Il n'y a finalement pas que les histoires d'amour qui finissent mal (du moins, en général). Champions olympiques de danse sur glace en 2022, les Français Guillaume Cizeron et Gabriella Papadakis, séparés depuis décembre 2024, ont récemment fait part aux médias des raisons qui les ont, chacun, conduits à mettre fin à leur collaboration.

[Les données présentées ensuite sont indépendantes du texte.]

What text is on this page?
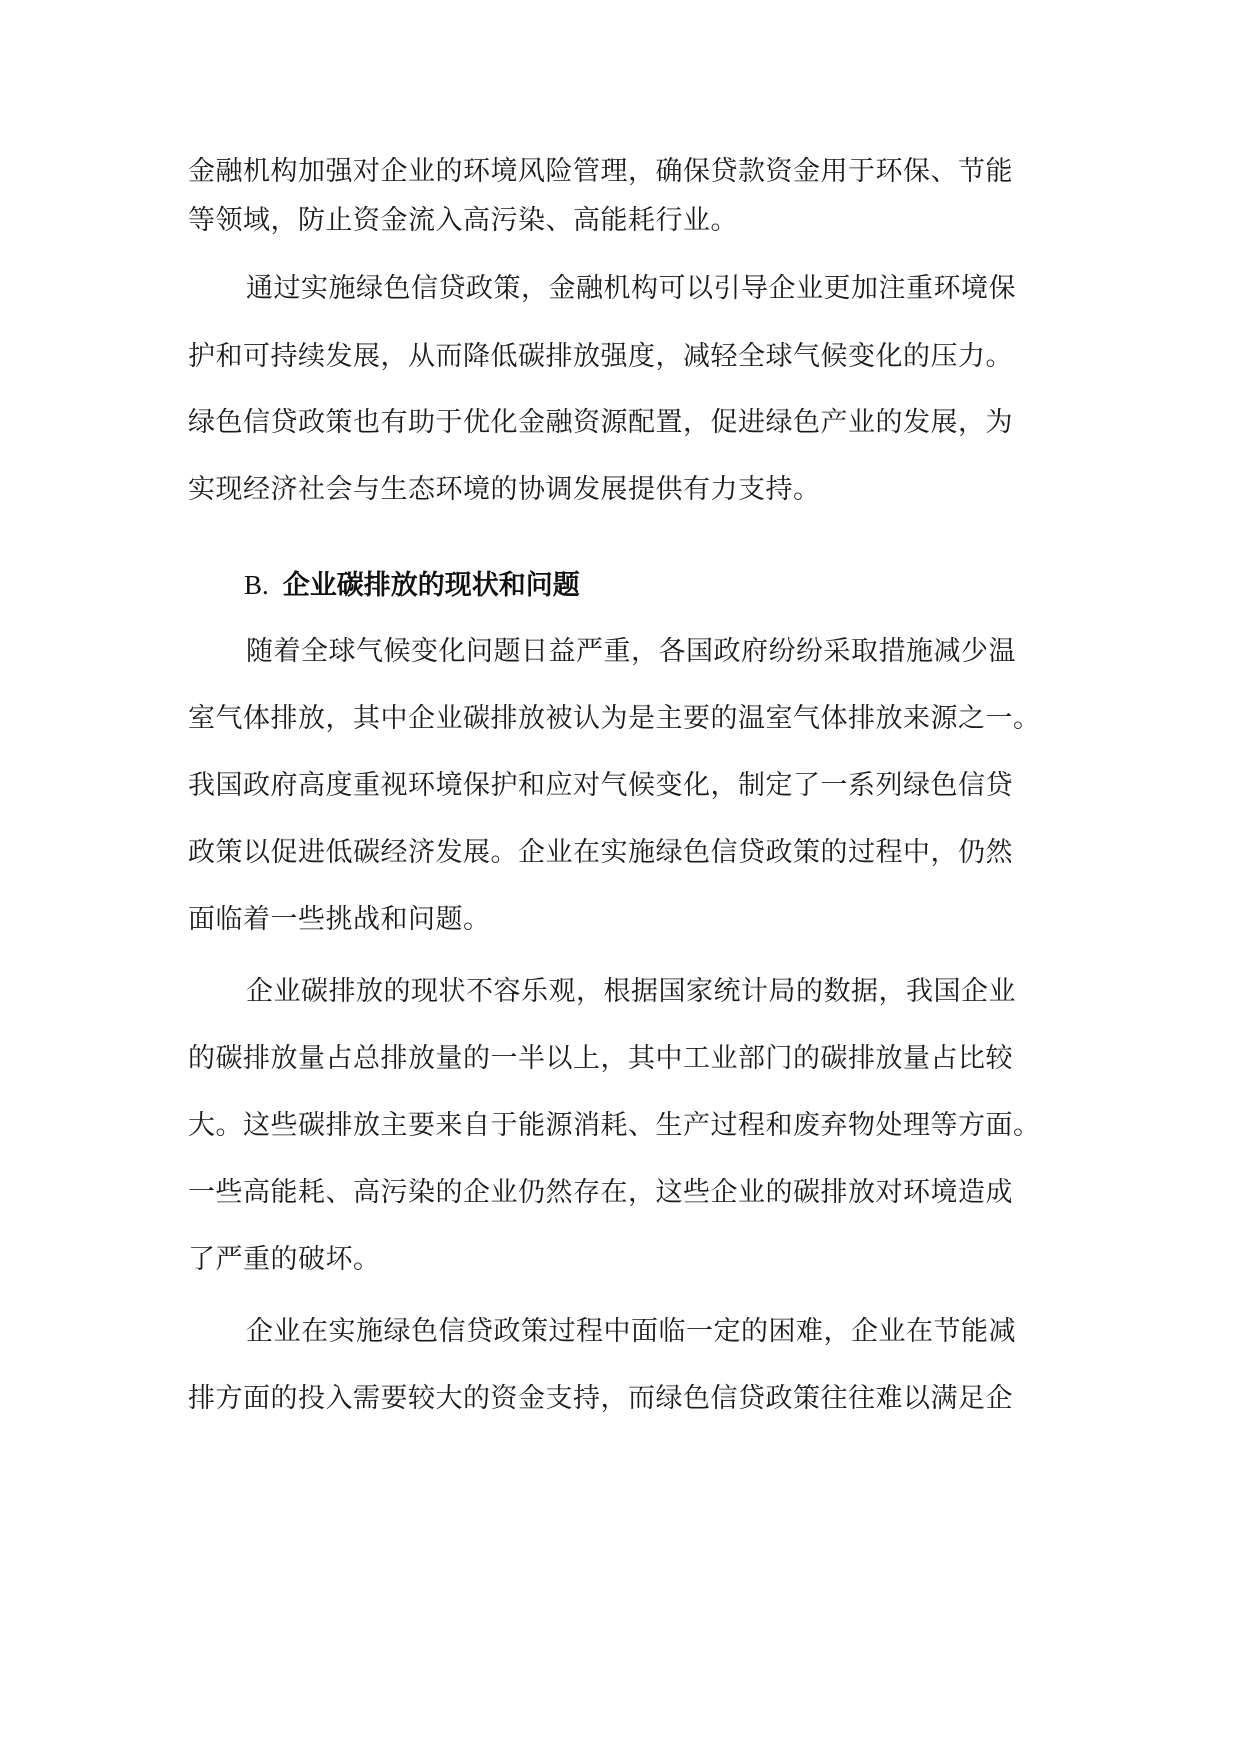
金融机构加强对企业的环境风险管理，确保贷款资金用于环保、节能
等领域，防止资金流入高污染、高能耗行业。
通过实施绿色信贷政策，金融机构可以引导企业更加注重环境保
护和可持续发展，从而降低碳排放强度，减轻全球气候变化的压力。
绿色信贷政策也有助于优化金融资源配置，促进绿色产业的发展，为
实现经济社会与生态环境的协调发展提供有力支持。
B. 企业碳排放的现状和问题
随着全球气候变化问题日益严重，各国政府纷纷采取措施减少温
室气体排放，其中企业碳排放被认为是主要的温室气体排放来源之一。
我国政府高度重视环境保护和应对气候变化，制定了一系列绿色信贷
政策以促进低碳经济发展。企业在实施绿色信贷政策的过程中，仍然
面临着一些挑战和问题。
企业碳排放的现状不容乐观，根据国家统计局的数据，我国企业
的碳排放量占总排放量的一半以上，其中工业部门的碳排放量占比较
大。这些碳排放主要来自于能源消耗、生产过程和废弃物处理等方面。
一些高能耗、高污染的企业仍然存在，这些企业的碳排放对环境造成
了严重的破坏。
企业在实施绿色信贷政策过程中面临一定的困难，企业在节能减
排方面的投入需要较大的资金支持，而绿色信贷政策往往难以满足企
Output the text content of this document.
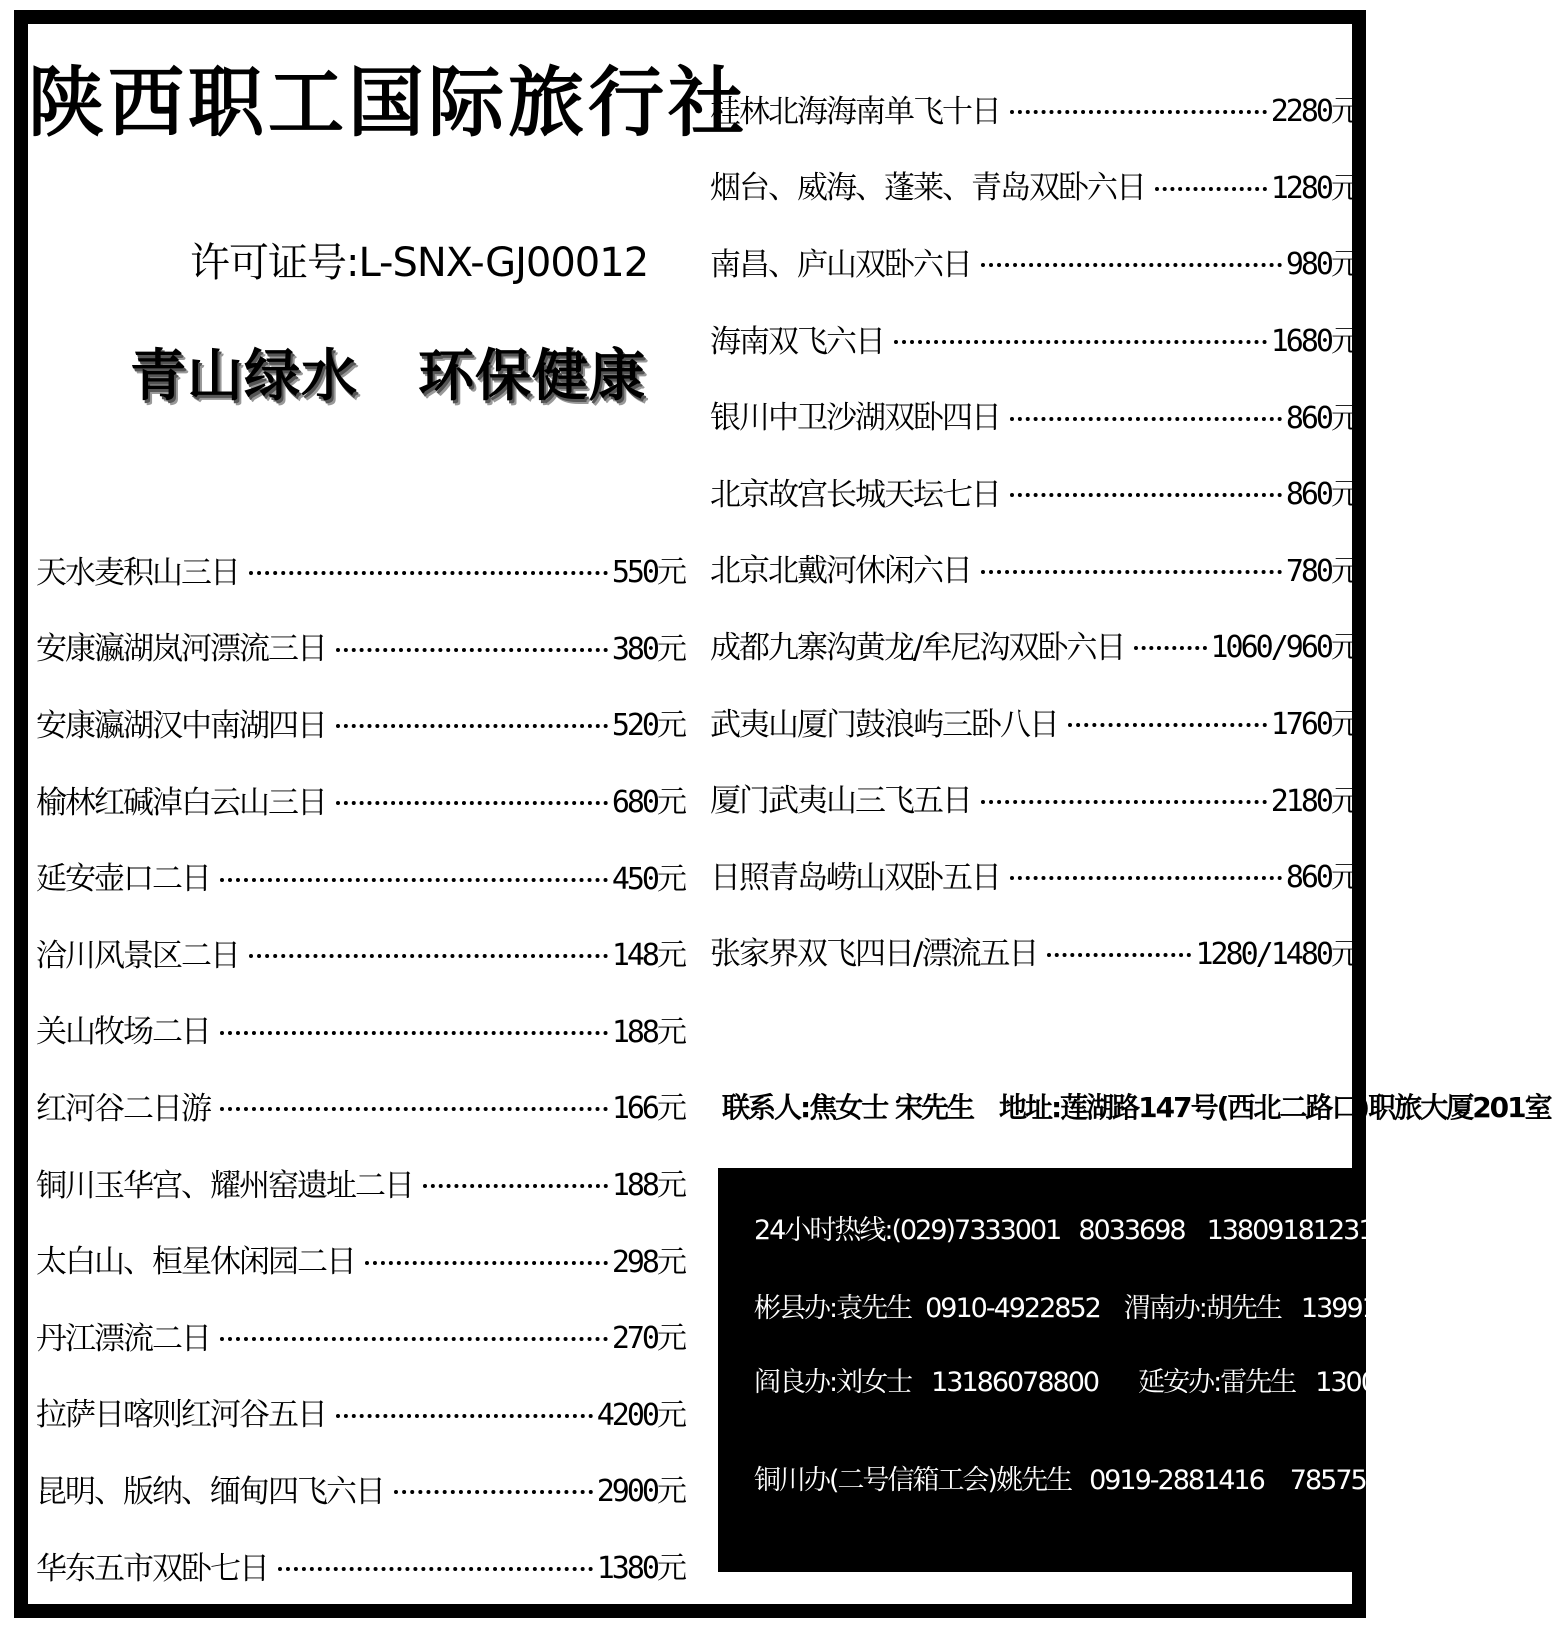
陕西职工国际旅行社
许可证号:L-SNX-GJ00012
青山绿水 环保健康
天水麦积山三日	550元
安康瀛湖岚河漂流三日	380元
安康瀛湖汉中南湖四日	520元
榆林红碱淖白云山三日	680元
延安壶口二日	450元
洽川风景区二日	148元
关山牧场二日	188元
红河谷二日游	166元
铜川玉华宫、耀州窑遗址二日	188元
太白山、桓星休闲园二日	298元
丹江漂流二日	270元
拉萨日喀则红河谷五日	4200元
昆明、版纳、缅甸四飞六日	2900元
华东五市双卧七日	1380元
桂林北海海南单飞十日	2280元
烟台、威海、蓬莱、青岛双卧六日	1280元
南昌、庐山双卧六日	980元
海南双飞六日	1680元
银川中卫沙湖双卧四日	860元
北京故宫长城天坛七日	860元
北京北戴河休闲六日	780元
成都九寨沟黄龙/牟尼沟双卧六日	1060/960元
武夷山厦门鼓浪屿三卧八日	1760元
厦门武夷山三飞五日	2180元
日照青岛崂山双卧五日	860元
张家界双飞四日/漂流五日	1280/1480元
联系人:焦女士 宋先生 地址:莲湖路147号(西北二路口)职旅大厦201室
24小时热线:(029)7333001 8033698 13809181231 13060392390
彬县办:袁先生 0910-4922852 渭南办:胡先生 13991662776
阎良办:刘女士 13186078800 延安办:雷先生 13008585945
铜川办(二号信箱工会)姚先生 0919-2881416 7857596
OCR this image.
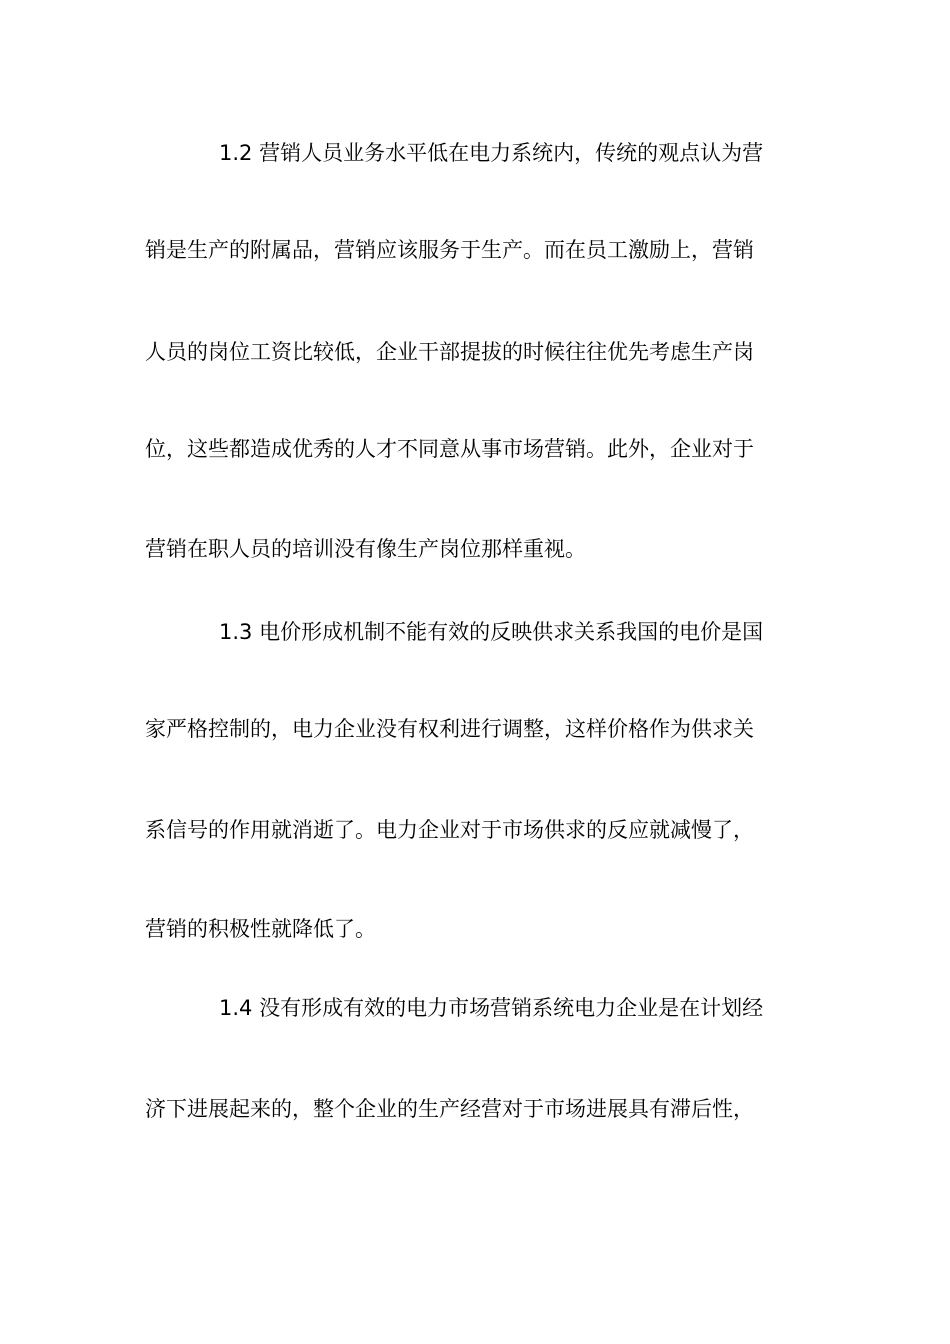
1.2 营销人员业务水平低在电力系统内，传统的观点认为营
销是生产的附属品，营销应该服务于生产。而在员工激励上，营销
人员的岗位工资比较低，企业干部提拔的时候往往优先考虑生产岗
位，这些都造成优秀的人才不同意从事市场营销。此外，企业对于
营销在职人员的培训没有像生产岗位那样重视。
1.3 电价形成机制不能有效的反映供求关系我国的电价是国
家严格控制的，电力企业没有权利进行调整，这样价格作为供求关
系信号的作用就消逝了。电力企业对于市场供求的反应就减慢了，
营销的积极性就降低了。
1.4 没有形成有效的电力市场营销系统电力企业是在计划经
济下进展起来的，整个企业的生产经营对于市场进展具有滞后性，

"Une certaine forme d'emprise"
Si le premier nommé a évoqué "des signes inquiétants de détresse" dès le plus jeune âge chez sa partenaire, qui ont à terme créé "une certaine distance" entre eux, ainsi que la nécessité pour leur encadrement de "délester au maximum sa charge mentale pour lui donner les ressources d'aller mieux", cette dernière indique, dans un livre à paraître ce jeudi (Pour ne pas disparaître aux éditions Robert Laffont), avoir ressenti "une certaine forme d'emprise" de la part de Cizeron.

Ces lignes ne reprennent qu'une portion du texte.